The project was conducted using an Optech, Inc., (Ontario, Calif.) Gemini Airborne Laser Terrain Mapper (ALTM) mounted in a Cessna 337 Skymaster between April 25-30, 2009. Six flights were required to complete the mission, totaling 25.5 hours of flight time and 9.24 hours of laser-on time. Figure 3 shows the ground tracks depicted in a unique color for each flight. A total of 2.38 billion laser shots were fired, and because the Gemini is a discrete return system with the capability of recording up to 4 return events per shot, multiple events were detected from the ground and the canopy, yielding approximately 4.28 billion points (~ 20 returns/m²).
After processing the GNSS and INS data to obtain the aircraft trajectory, the raw data product of the LiDAR survey is produced. This first product is an irregularly spaced point cloud, which is basically a list of 3D coordinates and laser return intensities generated for each flight line. Instrument biases are calibrated to ensure the seamless integration of all data from the different flights. All the data for the project area are then binned into 1 km x 1 km tiles for ease of processing and storage. The binned laser returns are then classified into ground and non-ground points. Once the ground points have been isolated, it is possible to generate a regularly spaced elevation raster or digital elevation model (DEM). The elevation raster can also be created based on the first or intermediate returns, in which case they are referred to as digital surface models (DSM). Figure 4 shows shaded relief plots from elevation rasters of the first laser return (DSM) and a bare-earth DEM generated from a sample of the Vaca Plateau survey.

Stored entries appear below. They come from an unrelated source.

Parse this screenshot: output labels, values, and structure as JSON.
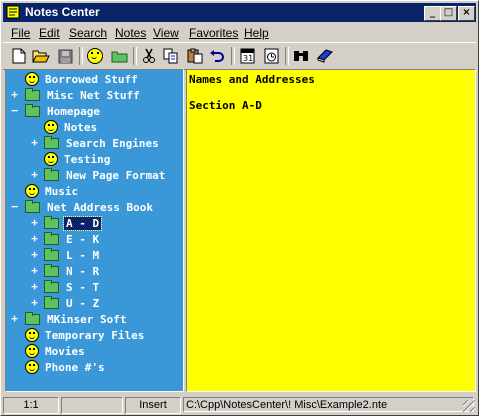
{
  "window": {
    "title": "Notes Center",
    "controls": {
      "minimize": "_",
      "maximize": "□",
      "close": "×"
    }
  },
  "menu": [
    "File",
    "Edit",
    "Search",
    "Notes",
    "View",
    "Favorites",
    "Help"
  ],
  "tree": {
    "items": [
      {
        "label": "Borrowed Stuff",
        "icon": "smiley-icon",
        "expander": ""
      },
      {
        "label": "Misc Net Stuff",
        "icon": "folder-icon",
        "expander": "+"
      },
      {
        "label": "Homepage",
        "icon": "folder-open-icon",
        "expander": "−"
      },
      {
        "label": "Notes",
        "icon": "smiley-icon",
        "expander": ""
      },
      {
        "label": "Search Engines",
        "icon": "folder-icon",
        "expander": "+"
      },
      {
        "label": "Testing",
        "icon": "smiley-icon",
        "expander": ""
      },
      {
        "label": "New Page Format",
        "icon": "folder-icon",
        "expander": "+"
      },
      {
        "label": "Music",
        "icon": "smiley-icon",
        "expander": ""
      },
      {
        "label": "Net Address Book",
        "icon": "folder-open-icon",
        "expander": "−"
      },
      {
        "label": "A - D",
        "icon": "folder-icon",
        "expander": "+",
        "selected": true
      },
      {
        "label": "E - K",
        "icon": "folder-icon",
        "expander": "+"
      },
      {
        "label": "L - M",
        "icon": "folder-icon",
        "expander": "+"
      },
      {
        "label": "N - R",
        "icon": "folder-icon",
        "expander": "+"
      },
      {
        "label": "S - T",
        "icon": "folder-icon",
        "expander": "+"
      },
      {
        "label": "U - Z",
        "icon": "folder-icon",
        "expander": "+"
      },
      {
        "label": "MKinser Soft",
        "icon": "folder-icon",
        "expander": "+"
      },
      {
        "label": "Temporary Files",
        "icon": "smiley-icon",
        "expander": ""
      },
      {
        "label": "Movies",
        "icon": "smiley-icon",
        "expander": ""
      },
      {
        "label": "Phone #'s",
        "icon": "smiley-icon",
        "expander": ""
      }
    ]
  },
  "note": {
    "lines": [
      "Names and Addresses",
      "",
      "Section A-D"
    ]
  },
  "status": {
    "position": "1:1",
    "blank": "",
    "mode": "Insert",
    "path": "C:\\Cpp\\NotesCenter\\! Misc\\Example2.nte"
  },
  "colors": {
    "tree_bg": "#3a98d8",
    "note_bg": "#ffff00",
    "title_bar": "#0a246a"
  }
}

By comparing the shaded relief from the first surface with that of the DEM, the power of LiDAR to see through the canopy veil becomes immediately evident. The DEM shows topographic and man-made features hidden by the vegetation canopy. Besides the main architectural structures, which are highly evident, it is possible to identify stone causeways that linked Caracol to other Mayan cities such as Puchituk, Retiro and Ramonal. Also extremely evident is the large-scale modification of the topography by the Mayan in the form of slope terracing for agricultural purposes. See Figure 5.
Other features that are not evident in this figure and at this scale, but which can also be detected and are of high archeological relevance are the multiple cenotes (sinkholes) or entrances to other types of subterranean structures. These are relevant because of their high importance in Mayan folklore as the portals to the underworld and as such were used for multiple ceremonial purposes, including burials, offerings, and sacrifices.

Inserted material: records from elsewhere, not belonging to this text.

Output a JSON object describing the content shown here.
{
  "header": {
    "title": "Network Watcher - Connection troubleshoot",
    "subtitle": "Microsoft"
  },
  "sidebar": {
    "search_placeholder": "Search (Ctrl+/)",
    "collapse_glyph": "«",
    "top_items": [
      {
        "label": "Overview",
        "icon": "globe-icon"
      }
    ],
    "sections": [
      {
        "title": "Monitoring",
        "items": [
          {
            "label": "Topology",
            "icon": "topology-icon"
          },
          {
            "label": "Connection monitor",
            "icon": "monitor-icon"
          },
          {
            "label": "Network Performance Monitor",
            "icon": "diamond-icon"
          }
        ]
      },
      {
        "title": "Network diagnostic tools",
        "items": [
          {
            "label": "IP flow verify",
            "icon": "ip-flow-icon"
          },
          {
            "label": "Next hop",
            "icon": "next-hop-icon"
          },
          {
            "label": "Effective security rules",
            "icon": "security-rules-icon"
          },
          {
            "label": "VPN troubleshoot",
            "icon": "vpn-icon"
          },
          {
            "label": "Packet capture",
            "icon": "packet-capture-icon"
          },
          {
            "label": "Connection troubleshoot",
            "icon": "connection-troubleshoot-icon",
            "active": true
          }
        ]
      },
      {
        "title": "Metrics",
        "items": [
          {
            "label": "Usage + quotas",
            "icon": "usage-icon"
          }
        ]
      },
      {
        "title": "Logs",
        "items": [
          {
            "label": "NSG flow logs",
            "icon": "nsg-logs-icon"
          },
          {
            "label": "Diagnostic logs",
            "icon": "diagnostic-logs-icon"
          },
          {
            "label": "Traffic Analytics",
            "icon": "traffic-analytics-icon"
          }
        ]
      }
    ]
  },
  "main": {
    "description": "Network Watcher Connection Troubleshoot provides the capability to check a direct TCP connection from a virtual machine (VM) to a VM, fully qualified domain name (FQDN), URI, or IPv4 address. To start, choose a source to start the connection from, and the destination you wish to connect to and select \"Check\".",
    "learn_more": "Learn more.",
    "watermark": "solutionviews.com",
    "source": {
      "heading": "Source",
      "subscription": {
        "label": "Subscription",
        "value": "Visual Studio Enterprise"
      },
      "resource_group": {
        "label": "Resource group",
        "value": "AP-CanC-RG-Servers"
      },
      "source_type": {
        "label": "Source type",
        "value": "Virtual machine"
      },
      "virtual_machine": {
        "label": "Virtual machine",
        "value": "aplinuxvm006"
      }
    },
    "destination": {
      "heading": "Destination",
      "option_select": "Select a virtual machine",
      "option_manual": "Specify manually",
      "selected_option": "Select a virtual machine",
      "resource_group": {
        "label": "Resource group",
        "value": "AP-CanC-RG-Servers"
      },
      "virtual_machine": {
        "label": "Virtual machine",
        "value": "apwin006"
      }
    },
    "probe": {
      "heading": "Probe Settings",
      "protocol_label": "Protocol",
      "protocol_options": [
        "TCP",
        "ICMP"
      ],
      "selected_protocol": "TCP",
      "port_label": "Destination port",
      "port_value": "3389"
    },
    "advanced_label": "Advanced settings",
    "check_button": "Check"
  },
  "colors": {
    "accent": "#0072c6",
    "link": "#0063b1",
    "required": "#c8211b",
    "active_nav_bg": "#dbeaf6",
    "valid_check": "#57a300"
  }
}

The LiDAR data have been compared, where possible, with the results obtained from earlier field surveys, and agreement is remarkably good. Throughout much of the area, the LiDAR data actually displayed a higher spatial resolution than the ground surveys data, and many new features have been discovered from them. In fact, the level of detail obtainable from such high-resolution data raises concerns about releasing such information to the general public, as looters might use the information to identify targets of opportunity. But with appropriate precautions taken, the many products that can be derived from LiDAR observations, including false color and shaded relief images, point clouds, DSMs, DEMs, contour maps, and 3D renderings of these ancient sites, will enable archeologists and the public alike to understand and preserve the Mayan heritage, and that of ancient cultures in other parts of the world such as southeast Asia, where other archeological sites lie beneath veils of tropical rain forest.